TRAITÉ DE LA LIBERTÉ DE L'AME.

ON suppose toujours la liberté de l'homme et la prescience de Dieu sur ses actions libres : la difficulté n'est plus que d'accorder ensemble ces deux hypothèses, dont l'une n'est pas mieux prouvée que l'autre. Peut-être même s'embarrasse-t-on d'une question dont les parties ne sont pas vraies. Je prends la chose de plus loin, et j'examine premièrement, si Dieu peut prévoir les actions des causes libres ; et en second lieu, si les hommes le sont. Sur la première question, je dis que j'appelle prescience toute connaissance de l'avenir.

La nature de la prescience de Dieu m'est inconnue, mais je connais dans les hommes cette prescience par laquelle je puis juger de celle de Dieu, parce qu'elle est commune à Dieu et à tous les hommes.

Des astronomes prévoient infailliblement les éclipses; Dieu les prévoit aussi.

Cette prescience de Dieu et cette prescience des astronomes sur les éclipses, conviennent en ce que Dieu et les astronomes connaissent un ordre nécessaire et invariable dans le mouvement des corps célestes, et qu'ils prévoient par conséquent les éclipses qui sont dans cet ordre-là.

Ces presciences different, premièrement, en ce que Dieu connaît dans les mouvemens célestes l'ordre qu'il y a mis luimême; et que les astronomes ne sont pas les auteurs de l'ordre qu'ils y connaissent.

Secondement en ce que la prescience de Dieu est tout-à-fait exacte, et que celle des astronomes ne l'est pas; parce que les mouvemens des corps célestes ne sont pas si réguliers qu'ils les supposent, et que leurs observations ne peuvent pas être de la première justesse.

On ne peut trouver, entre la prescience de Dieu et celle des astronomes, d'autres convenances, ni d'autres différences. Pour rendre la prescience des astronomes sur les éclipses égale à celle de Dieu, il ne faudrait que remplir ces différences.

La première ne fait rien d'elle-même à la chose ; il n'est pas nécessaire d'avoir établi un ordre pour en prévoir les suites, il suffit de connaître cet ordre aussi parfaitement que si on l'avait établi; et quoiqu'on ne puisse pas en être l'auteur sans le connaître, on peut le connaître sans en être l'auteur.

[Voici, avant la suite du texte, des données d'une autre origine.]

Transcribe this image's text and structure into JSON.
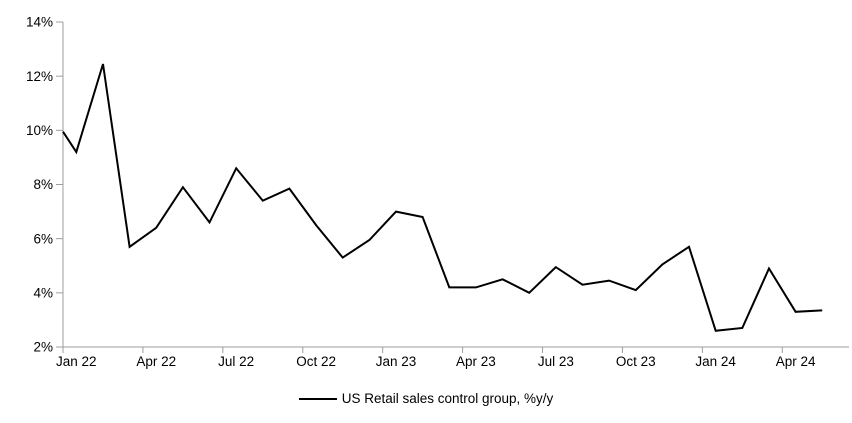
{
  "chart_data": {
    "type": "line",
    "title": "",
    "xlabel": "",
    "ylabel": "",
    "grid": false,
    "legend_position": "bottom-center",
    "ylim": [
      2,
      14
    ],
    "y_tick_step": 2,
    "y_tick_labels": [
      "2%",
      "4%",
      "6%",
      "8%",
      "10%",
      "12%",
      "14%"
    ],
    "x_tick_labels": [
      "Jan 22",
      "Apr 22",
      "Jul 22",
      "Oct 22",
      "Jan 23",
      "Apr 23",
      "Jul 23",
      "Oct 23",
      "Jan 24",
      "Apr 24"
    ],
    "x": [
      "Jan 22",
      "Feb 22",
      "Mar 22",
      "Apr 22",
      "May 22",
      "Jun 22",
      "Jul 22",
      "Aug 22",
      "Sep 22",
      "Oct 22",
      "Nov 22",
      "Dec 22",
      "Jan 23",
      "Feb 23",
      "Mar 23",
      "Apr 23",
      "May 23",
      "Jun 23",
      "Jul 23",
      "Aug 23",
      "Sep 23",
      "Oct 23",
      "Nov 23",
      "Dec 23",
      "Jan 24",
      "Feb 24",
      "Mar 24",
      "Apr 24",
      "May 24"
    ],
    "series": [
      {
        "name": "US Retail sales control group, %y/y",
        "color": "#000000",
        "values": [
          9.2,
          12.45,
          5.7,
          6.4,
          7.9,
          6.6,
          8.6,
          7.4,
          7.85,
          6.5,
          5.3,
          5.95,
          7.0,
          6.8,
          4.2,
          4.2,
          4.5,
          4.0,
          4.95,
          4.3,
          4.45,
          4.1,
          5.05,
          5.7,
          2.6,
          2.7,
          4.9,
          3.3,
          3.35
        ]
      }
    ],
    "edge_start_value": 9.95,
    "axis_color": "#9d9d9d",
    "line_width": 2
  }
}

En effet, si la prescience ne se trouvait qu'où se trouve la puissance, il n'y aurait aucune prescience dans les astronomes sur les mouvemens célestes, puisqu'ils n'y ont aucune puissance.

Ainsi Dieu n'a pas la prescience en qualité d'auteur de toutes choses, mais il l'a en qualité d'être qui connaît l'ordre qui est en toutes choses.

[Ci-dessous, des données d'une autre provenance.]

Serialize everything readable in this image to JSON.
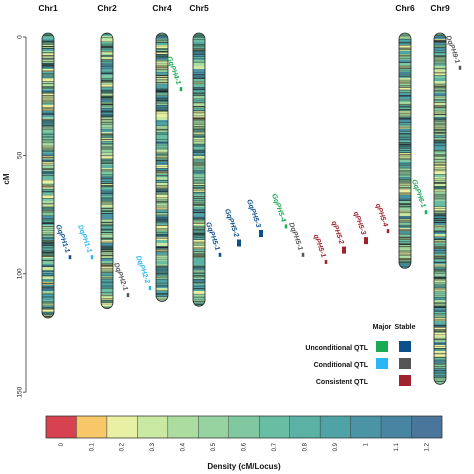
{
  "chart_data": {
    "type": "chromosome-map",
    "ylabel": "cM",
    "ylim": [
      0,
      155
    ],
    "yticks": [
      0,
      50,
      100,
      150
    ],
    "chromosomes": [
      {
        "name": "Chr1",
        "length": 117
      },
      {
        "name": "Chr2",
        "length": 113
      },
      {
        "name": "Chr4",
        "length": 110
      },
      {
        "name": "Chr5",
        "length": 112
      },
      {
        "name": "Chr6",
        "length": 96
      },
      {
        "name": "Chr9",
        "length": 145
      }
    ],
    "qtls": [
      {
        "label": "GqPH1-1",
        "chr": "Chr1",
        "pos": 93,
        "category": "Unconditional QTL",
        "major": false
      },
      {
        "label": "DqPH1-1",
        "chr": "Chr2",
        "pos": 93,
        "category": "Conditional QTL",
        "major": false
      },
      {
        "label": "DqPH2-1",
        "chr": "Chr2",
        "pos": 109,
        "category": "Stable",
        "major": false
      },
      {
        "label": "DqPH2-2",
        "chr": "Chr4",
        "pos": 106,
        "category": "Conditional QTL",
        "major": false
      },
      {
        "label": "GqPH4-1",
        "chr": "Chr4",
        "pos": 22,
        "category": "Unconditional QTL",
        "major": true
      },
      {
        "label": "GqPH5-1",
        "chr": "Chr5",
        "pos": 92,
        "category": "Unconditional QTL",
        "major": false
      },
      {
        "label": "GqPH5-2",
        "chr": "Chr5",
        "pos": 87,
        "category": "Unconditional QTL",
        "major": false
      },
      {
        "label": "GqPH5-3",
        "chr": "Chr5",
        "pos": 83,
        "category": "Unconditional QTL",
        "major": false
      },
      {
        "label": "GqPH5-4",
        "chr": "Chr5",
        "pos": 80,
        "category": "Unconditional QTL",
        "major": true
      },
      {
        "label": "DqPH5-1",
        "chr": "Chr5",
        "pos": 92,
        "category": "Stable",
        "major": false
      },
      {
        "label": "qPH5-1",
        "chr": "Chr5",
        "pos": 95,
        "category": "Consistent QTL",
        "major": false
      },
      {
        "label": "qPH5-2",
        "chr": "Chr5",
        "pos": 90,
        "category": "Consistent QTL",
        "major": false
      },
      {
        "label": "qPH5-3",
        "chr": "Chr5",
        "pos": 86,
        "category": "Consistent QTL",
        "major": false
      },
      {
        "label": "qPH5-4",
        "chr": "Chr5",
        "pos": 82,
        "category": "Consistent QTL",
        "major": false
      },
      {
        "label": "GqPH6-1",
        "chr": "Chr6",
        "pos": 74,
        "category": "Unconditional QTL",
        "major": true
      },
      {
        "label": "DqPH9-1",
        "chr": "Chr9",
        "pos": 13,
        "category": "Stable",
        "major": false
      }
    ],
    "legend": {
      "column_headers": [
        "Major",
        "Stable"
      ],
      "rows": [
        {
          "label": "Unconditional QTL",
          "major_color": "#1aaa55",
          "stable_color": "#0d4f8b"
        },
        {
          "label": "Conditional QTL",
          "major_color": "#29b6f6",
          "stable_color": "#555555"
        },
        {
          "label": "Consistent QTL",
          "major_color": null,
          "stable_color": "#a0222e"
        }
      ]
    },
    "colorbar": {
      "title": "Density (cM/Locus)",
      "ticks": [
        "0",
        "0.1",
        "0.2",
        "0.3",
        "0.4",
        "0.5",
        "0.6",
        "0.7",
        "0.8",
        "0.9",
        "1",
        "1.1",
        "1.2"
      ],
      "colors": [
        "#d6424f",
        "#f7c76a",
        "#e8f0a3",
        "#c9e8a1",
        "#acdc9f",
        "#96d3a0",
        "#7fc8a0",
        "#69bda2",
        "#5bb1a4",
        "#4fa3a6",
        "#4a94a6",
        "#4885a2",
        "#4a769b"
      ]
    }
  }
}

Il ne reste donc qu'à remplir la deuxième différence qui est entre la prescience de Dieu et celle des astronomes. Il ne faut pour cela que supposer les astronomes parfaitement instruits de l'irrégularité des mouvemens célestes et leurs observations de la dernière justesse. Il n'y a nulle absurdité à cette supposition.

Ce serait donc avec cette condition qu'on pourrait assurer sans témérité, que la prescience des astronomes sur les éclipses, serait précisément égale à celle de Dieu en qualité de simple prescience: donc la prescience de Dieu sur les éclipses ne s'étendrait pas à des choses où celle des astronomes ne pourrait s'étendre.

Or il est certain que, quelque habiles que fussent les astronomes, ils ne pourraient pas prévoir les éclipses, si le soleil ou la lune pouvait quelquefois se détourner de leurs cours indépendamment de quelque cause que ce soit, et de toute règle.

Donc Dieu ne pourrait pas non plus prévoir les éclipses, et ce défaut de prescience en Dieu aurait précisément la même cause que le défaut de prescience dans les astronomes.

Or le défaut de prescience dans les astronomes ne viendrait pas de ce qu'ils ne seraient pas les auteurs des mouvemens des corps célestes, puisque cela est indifférent à la prescience, ni de ce qu'ils ne connaîtraient pas assez bien les mouvemens de ces corps, puisqu'on suppose qu'ils les connaîtraient aussi bien qu'il serait possible; mais le défaut de prescience en eux, viendrait uniquement de ce que l'ordre établi dans les mouvemens célestes ne serait pas nécessaire et invariable: donc de cette même cause viendrait aussi le défaut de prescience en Dieu.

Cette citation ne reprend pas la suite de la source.